A varíola, uma doença mortal causada por um vírus, foi erradicada em 1979 graças à vacinação, mas existem laboratórios que conservam algumas amostras. O antrax é uma bactéria que existe na natureza onde afeta sobretudo o gado, mas tem sido usada como arma biológica em atos terroristas. Ambos os vetores de doença exigem medidas de segurança laboratorial elevadas, mas alguma coisa falhou e as amostras foram encontradas onde menos se esperava.

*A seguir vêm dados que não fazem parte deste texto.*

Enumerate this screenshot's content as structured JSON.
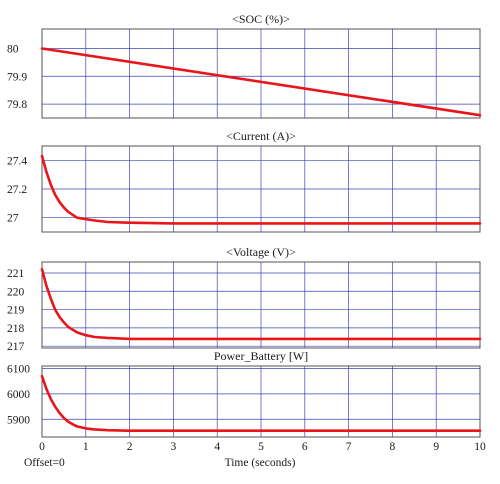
{
  "footer": {
    "offset_label": "Offset=0"
  },
  "colors": {
    "series": "#e8151b",
    "grid": "#3c46b4",
    "frame": "#555555"
  },
  "chart_data": [
    {
      "type": "line",
      "title": "<SOC (%)>",
      "xlabel": "",
      "ylabel": "",
      "xlim": [
        0,
        10
      ],
      "ylim": [
        79.75,
        80.07
      ],
      "yticks": [
        79.8,
        79.9,
        80
      ],
      "ytick_labels": [
        "79.8",
        "79.9",
        "80"
      ],
      "grid": true,
      "series": [
        {
          "x": [
            0,
            10
          ],
          "values": [
            80.0,
            79.76
          ]
        }
      ]
    },
    {
      "type": "line",
      "title": "<Current (A)>",
      "xlabel": "",
      "ylabel": "",
      "xlim": [
        0,
        10
      ],
      "ylim": [
        26.9,
        27.5
      ],
      "yticks": [
        27,
        27.2,
        27.4
      ],
      "ytick_labels": [
        "27",
        "27.2",
        "27.4"
      ],
      "grid": true,
      "series": [
        {
          "x": [
            0,
            0.1,
            0.2,
            0.3,
            0.4,
            0.5,
            0.6,
            0.7,
            0.8,
            1.0,
            1.2,
            1.5,
            2.0,
            3.0,
            10.0
          ],
          "values": [
            27.43,
            27.32,
            27.23,
            27.16,
            27.11,
            27.07,
            27.04,
            27.02,
            27.0,
            26.99,
            26.98,
            26.97,
            26.965,
            26.96,
            26.96
          ]
        }
      ]
    },
    {
      "type": "line",
      "title": "<Voltage (V)>",
      "xlabel": "",
      "ylabel": "",
      "xlim": [
        0,
        10
      ],
      "ylim": [
        216.9,
        221.6
      ],
      "yticks": [
        217,
        218,
        219,
        220,
        221
      ],
      "ytick_labels": [
        "217",
        "218",
        "219",
        "220",
        "221"
      ],
      "grid": true,
      "series": [
        {
          "x": [
            0,
            0.1,
            0.2,
            0.3,
            0.4,
            0.5,
            0.6,
            0.7,
            0.8,
            1.0,
            1.2,
            1.5,
            2.0,
            3.0,
            10.0
          ],
          "values": [
            221.2,
            220.3,
            219.6,
            219.0,
            218.6,
            218.3,
            218.05,
            217.9,
            217.75,
            217.6,
            217.5,
            217.45,
            217.4,
            217.4,
            217.4
          ]
        }
      ]
    },
    {
      "type": "line",
      "title": "Power_Battery [W]",
      "xlabel": "Time (seconds)",
      "ylabel": "",
      "xlim": [
        0,
        10
      ],
      "ylim": [
        5830,
        6110
      ],
      "yticks": [
        5900,
        6000,
        6100
      ],
      "ytick_labels": [
        "5900",
        "6000",
        "6100"
      ],
      "xticks": [
        0,
        1,
        2,
        3,
        4,
        5,
        6,
        7,
        8,
        9,
        10
      ],
      "xtick_labels": [
        "0",
        "1",
        "2",
        "3",
        "4",
        "5",
        "6",
        "7",
        "8",
        "9",
        "10"
      ],
      "grid": true,
      "series": [
        {
          "x": [
            0,
            0.1,
            0.2,
            0.3,
            0.4,
            0.5,
            0.6,
            0.7,
            0.8,
            1.0,
            1.2,
            1.5,
            2.0,
            3.0,
            10.0
          ],
          "values": [
            6070,
            6020,
            5980,
            5950,
            5925,
            5905,
            5890,
            5880,
            5872,
            5864,
            5860,
            5857,
            5855,
            5855,
            5855
          ]
        }
      ]
    }
  ]
}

Estava o Centro para o Controlo e Prevenção de Doenças (CDC), nos Estados Unidos, a preparar-se para emitir que relatório sobre a exposição involuntária ao antrax do pessoal do laboratório no Royal Campus, em Atlanta, no início de junho, quando tomou conhecimento que tinha havido problemas em outro dos laboratórios que gere, no início deste ano.

O laboratório ocupado do estudo da gripe (influenza), tinha involuntariamente misturado uma estirpe não patogénica do vírus da gripe das aves com a estirpe H5N1 (uma estirpe patogénica que matou mais de 300 pessoas em 2003). Pior, enviou as amostras para o Ministério da Agricultura norte americano. Mas não são casos únicos, um relatório de 2011 dava conta de 395 incidentes em laboratórios entre 2003 e 2006, dos quais 196 foram perdas de amostras.

Em relação ao antrax, um laboratório de nível 3 [níveis de segurança no final do artigo] enviou amostras para um laboratório de nível 2 (um nível de biosegurança inferior) sem que as bactérias estivessem devidamente inativadas, como era suposto. Pondo em risco todas as pessoas que contactaram com as amostras (cerca de 75), embora ninguém tenha desenvolvido sintomas da doença.

O relatório do CDC publicado no dia 11 de julho concluía que: “os cientistas não seguiram o plano de estudo aprovado e que garantia todos os requisitos de segurança laboratorial, colocando dezenas de pessoas em risco de exposição. O relatório também detetou que houve uma falha nos procedimentos operacionais padrão.” O resultado é o encerramento de ambos os laboratórios até que as condições de segurança sejam novamente garantidas.

Num caso igualmente recente, a FDA (Food and Drugs Administration, responsável pela regulação de medicamentos e alimentos nos Estados Unidos) encontrou seis frascos contendo o vírus varíola num armazém refrigerado nos National Institute of Health, em Bethesda. A varíola foi declarada erradicada em 1979, segundo a OMS, e todas as amostras deveriam ter sido destruídas, excepto em dois repositórios mundiais. Mas estas, que datam dos anos 1950, ficaram esquecidas até agora.

Em abril deste ano, o Instituto Pasteur, em Paris, comunicou que tinha dado pela falta de mais de 2300 amostras do vírus da síndrome respiratória aguda grave (SARS) – 29 caixas com frascos que não foram encontradas durante o inventário de rotina em janeiro. A SARS é uma doença respiratória que se manifesta com febres altas, tosse e dificuldade respiratória, podendo causar a morte. Em 2003 deu-se o maior surto desta doença, afetando mais de 8000 pessoas em 29 países da Ásia, Europa, América do Norte e do Sul, e causando 774 mortes até julho de 2003, segundo dados do CDC.

Os níveis de segurança

Consoante o tipo de amostras existem requisitos especiais para os laboratórios e técnicos que as manuseiem. A Organização Mundial de Saúde (OMS) criou um “Manual de segurança biológica em laboratório” que define quatro níveis de risco para microorganismos infecciosos:
Grupo de risco 1 – risco nulo ou quase nulo de causar doença em pessoas ou animais;
Grupo de risco 2 – apesar do risco de infeção, a doença não é grave, pode ser facilmente tratada e a propagação contida;
Grupo de risco 3 – o agente patogénico pode causar uma doença grave, mas tratável e possível de conter, sendo o risco de passar para outra pessoa ou animal diminuto – é o caso da bactéria antrax e do vírus SARS (síndrome respiratória aguda grave);
Grupo de risco 4 – a doença causada pelo patogénico é grave, passa facilmente de uma pessoa para outra, muitas vezes não há cura, nem medidas de prevenção – é o caso da varíola.